Bientôt à la tête de la Force publique, le chef de corps des sapeurs pompiers de Monaco « ferme un livre » en quittant sa caserne mais compte poursuivre ses réformes structurelles et humaines

Publié le 10/09/2018 à 05:28, mis à jour le 10/09/2018 à 05:28
« Je n'étais pas du tout programmé pour venir à Monaco. »
« Je n'étais pas du tout programmé pour venir à Monaco. »

Il est né dans les Pyrénées-Orientales mais ce n'est pas un ours. Il a son caractère - indispensable à sa fonction - mais ne griffe qu'en cas d'extrême recours. Après 32 ans de service, dont 25 années dans le corps des sapeurs-pompiers de Monaco ponctuées de 10 ans de commandement, le colonel Tony Varo s'apprête à mettre son sens du devoir et du management, ainsi que ses idées, directement au service du prince Albert II.

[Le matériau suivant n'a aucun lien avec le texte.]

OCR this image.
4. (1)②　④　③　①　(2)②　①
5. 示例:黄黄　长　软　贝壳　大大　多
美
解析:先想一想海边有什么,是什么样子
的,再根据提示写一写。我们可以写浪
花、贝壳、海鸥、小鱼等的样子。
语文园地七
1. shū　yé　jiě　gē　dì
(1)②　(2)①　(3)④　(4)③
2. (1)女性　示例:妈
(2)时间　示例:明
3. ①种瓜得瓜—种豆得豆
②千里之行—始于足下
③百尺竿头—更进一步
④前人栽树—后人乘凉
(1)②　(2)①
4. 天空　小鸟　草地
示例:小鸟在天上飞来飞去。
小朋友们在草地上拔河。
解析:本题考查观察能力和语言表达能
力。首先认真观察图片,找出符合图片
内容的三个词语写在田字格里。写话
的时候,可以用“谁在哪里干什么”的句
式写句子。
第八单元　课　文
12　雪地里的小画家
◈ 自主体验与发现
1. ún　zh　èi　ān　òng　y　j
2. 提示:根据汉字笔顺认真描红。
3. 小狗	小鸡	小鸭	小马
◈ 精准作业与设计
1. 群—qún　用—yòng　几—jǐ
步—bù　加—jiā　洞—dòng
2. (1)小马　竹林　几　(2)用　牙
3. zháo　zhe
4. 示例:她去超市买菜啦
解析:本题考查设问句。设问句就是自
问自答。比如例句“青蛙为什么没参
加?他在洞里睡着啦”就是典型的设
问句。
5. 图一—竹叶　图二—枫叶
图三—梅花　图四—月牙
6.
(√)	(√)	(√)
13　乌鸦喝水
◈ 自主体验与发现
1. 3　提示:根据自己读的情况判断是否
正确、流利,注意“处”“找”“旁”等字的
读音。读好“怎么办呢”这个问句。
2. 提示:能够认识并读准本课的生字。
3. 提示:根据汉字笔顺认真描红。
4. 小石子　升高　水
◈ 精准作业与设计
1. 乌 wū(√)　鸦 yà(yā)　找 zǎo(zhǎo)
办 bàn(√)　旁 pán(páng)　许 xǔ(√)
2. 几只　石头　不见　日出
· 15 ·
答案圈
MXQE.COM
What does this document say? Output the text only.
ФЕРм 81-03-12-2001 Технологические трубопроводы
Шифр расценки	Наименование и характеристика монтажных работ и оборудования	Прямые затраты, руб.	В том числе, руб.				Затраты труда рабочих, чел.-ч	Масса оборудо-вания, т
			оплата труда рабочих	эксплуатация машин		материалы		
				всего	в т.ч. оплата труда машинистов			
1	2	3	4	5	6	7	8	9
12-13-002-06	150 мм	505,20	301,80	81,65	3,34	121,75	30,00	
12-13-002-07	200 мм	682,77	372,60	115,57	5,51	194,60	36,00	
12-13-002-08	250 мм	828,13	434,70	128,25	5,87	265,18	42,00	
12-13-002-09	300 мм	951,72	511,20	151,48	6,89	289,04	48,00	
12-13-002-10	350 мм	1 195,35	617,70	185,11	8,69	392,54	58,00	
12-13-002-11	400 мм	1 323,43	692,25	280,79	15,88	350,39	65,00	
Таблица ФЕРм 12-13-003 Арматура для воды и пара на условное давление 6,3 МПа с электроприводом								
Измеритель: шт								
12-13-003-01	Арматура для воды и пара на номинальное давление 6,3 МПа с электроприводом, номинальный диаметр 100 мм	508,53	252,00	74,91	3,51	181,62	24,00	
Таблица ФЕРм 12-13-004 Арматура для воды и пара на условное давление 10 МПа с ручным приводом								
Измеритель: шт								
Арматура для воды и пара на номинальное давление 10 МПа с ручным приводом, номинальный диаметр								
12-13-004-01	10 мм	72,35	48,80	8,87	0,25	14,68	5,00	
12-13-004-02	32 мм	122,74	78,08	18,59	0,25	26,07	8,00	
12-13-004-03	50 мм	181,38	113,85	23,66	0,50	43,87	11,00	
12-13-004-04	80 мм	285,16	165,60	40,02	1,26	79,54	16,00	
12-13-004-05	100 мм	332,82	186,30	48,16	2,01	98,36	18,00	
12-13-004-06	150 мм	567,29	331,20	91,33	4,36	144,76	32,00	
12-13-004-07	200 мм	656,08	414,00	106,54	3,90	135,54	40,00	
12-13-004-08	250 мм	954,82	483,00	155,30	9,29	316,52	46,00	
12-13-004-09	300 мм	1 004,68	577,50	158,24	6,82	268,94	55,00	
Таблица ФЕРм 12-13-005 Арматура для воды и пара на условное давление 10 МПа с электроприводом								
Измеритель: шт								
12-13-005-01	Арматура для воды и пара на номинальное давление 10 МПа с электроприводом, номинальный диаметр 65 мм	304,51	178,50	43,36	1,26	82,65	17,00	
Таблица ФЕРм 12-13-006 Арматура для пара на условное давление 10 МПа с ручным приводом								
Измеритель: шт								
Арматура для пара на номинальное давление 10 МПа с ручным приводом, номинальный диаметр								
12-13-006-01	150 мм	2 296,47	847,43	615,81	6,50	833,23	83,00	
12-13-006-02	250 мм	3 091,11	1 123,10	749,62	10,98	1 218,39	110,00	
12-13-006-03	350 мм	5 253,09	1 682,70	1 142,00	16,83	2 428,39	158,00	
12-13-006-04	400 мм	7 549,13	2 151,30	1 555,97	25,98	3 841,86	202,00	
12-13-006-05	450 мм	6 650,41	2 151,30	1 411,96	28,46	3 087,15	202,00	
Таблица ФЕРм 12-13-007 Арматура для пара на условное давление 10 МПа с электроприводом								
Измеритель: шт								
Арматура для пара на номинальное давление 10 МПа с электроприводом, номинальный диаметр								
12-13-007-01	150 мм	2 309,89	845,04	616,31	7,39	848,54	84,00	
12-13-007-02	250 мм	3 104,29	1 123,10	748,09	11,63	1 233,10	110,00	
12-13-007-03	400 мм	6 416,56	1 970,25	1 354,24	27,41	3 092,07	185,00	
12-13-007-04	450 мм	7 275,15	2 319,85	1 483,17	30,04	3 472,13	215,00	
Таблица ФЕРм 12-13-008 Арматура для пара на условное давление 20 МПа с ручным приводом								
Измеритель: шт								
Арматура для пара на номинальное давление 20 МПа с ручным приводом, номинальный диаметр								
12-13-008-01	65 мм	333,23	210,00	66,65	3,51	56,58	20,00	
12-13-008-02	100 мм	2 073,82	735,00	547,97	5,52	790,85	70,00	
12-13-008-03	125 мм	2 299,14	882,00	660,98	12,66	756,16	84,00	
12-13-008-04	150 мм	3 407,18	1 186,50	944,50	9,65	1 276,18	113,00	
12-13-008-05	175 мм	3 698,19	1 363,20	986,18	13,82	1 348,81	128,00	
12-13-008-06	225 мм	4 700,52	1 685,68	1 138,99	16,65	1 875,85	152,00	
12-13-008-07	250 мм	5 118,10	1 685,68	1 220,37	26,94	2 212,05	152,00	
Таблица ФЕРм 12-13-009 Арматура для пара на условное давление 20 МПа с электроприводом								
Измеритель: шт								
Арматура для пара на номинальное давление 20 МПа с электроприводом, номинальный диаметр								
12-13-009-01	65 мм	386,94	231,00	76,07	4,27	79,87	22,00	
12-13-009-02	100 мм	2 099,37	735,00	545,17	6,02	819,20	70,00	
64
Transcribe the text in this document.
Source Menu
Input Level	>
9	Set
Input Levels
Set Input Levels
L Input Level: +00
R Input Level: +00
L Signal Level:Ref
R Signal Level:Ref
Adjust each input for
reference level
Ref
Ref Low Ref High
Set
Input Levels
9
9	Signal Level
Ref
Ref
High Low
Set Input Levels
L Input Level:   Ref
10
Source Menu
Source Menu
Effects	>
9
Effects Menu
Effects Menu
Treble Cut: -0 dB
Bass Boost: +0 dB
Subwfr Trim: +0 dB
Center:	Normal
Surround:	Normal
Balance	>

Le 17 septembre prochain, il suppléera le colonel Fringant au poste de Commandant supérieur de la Force publique. « Si je connais parfaitement le corps des pompiers, je connais moins celui des Carabiniers. Je pars avec quelques zones d'ombre à éclaircir mais je remettrai une feuille de route au souverain pour travailler en bonne intelligence. »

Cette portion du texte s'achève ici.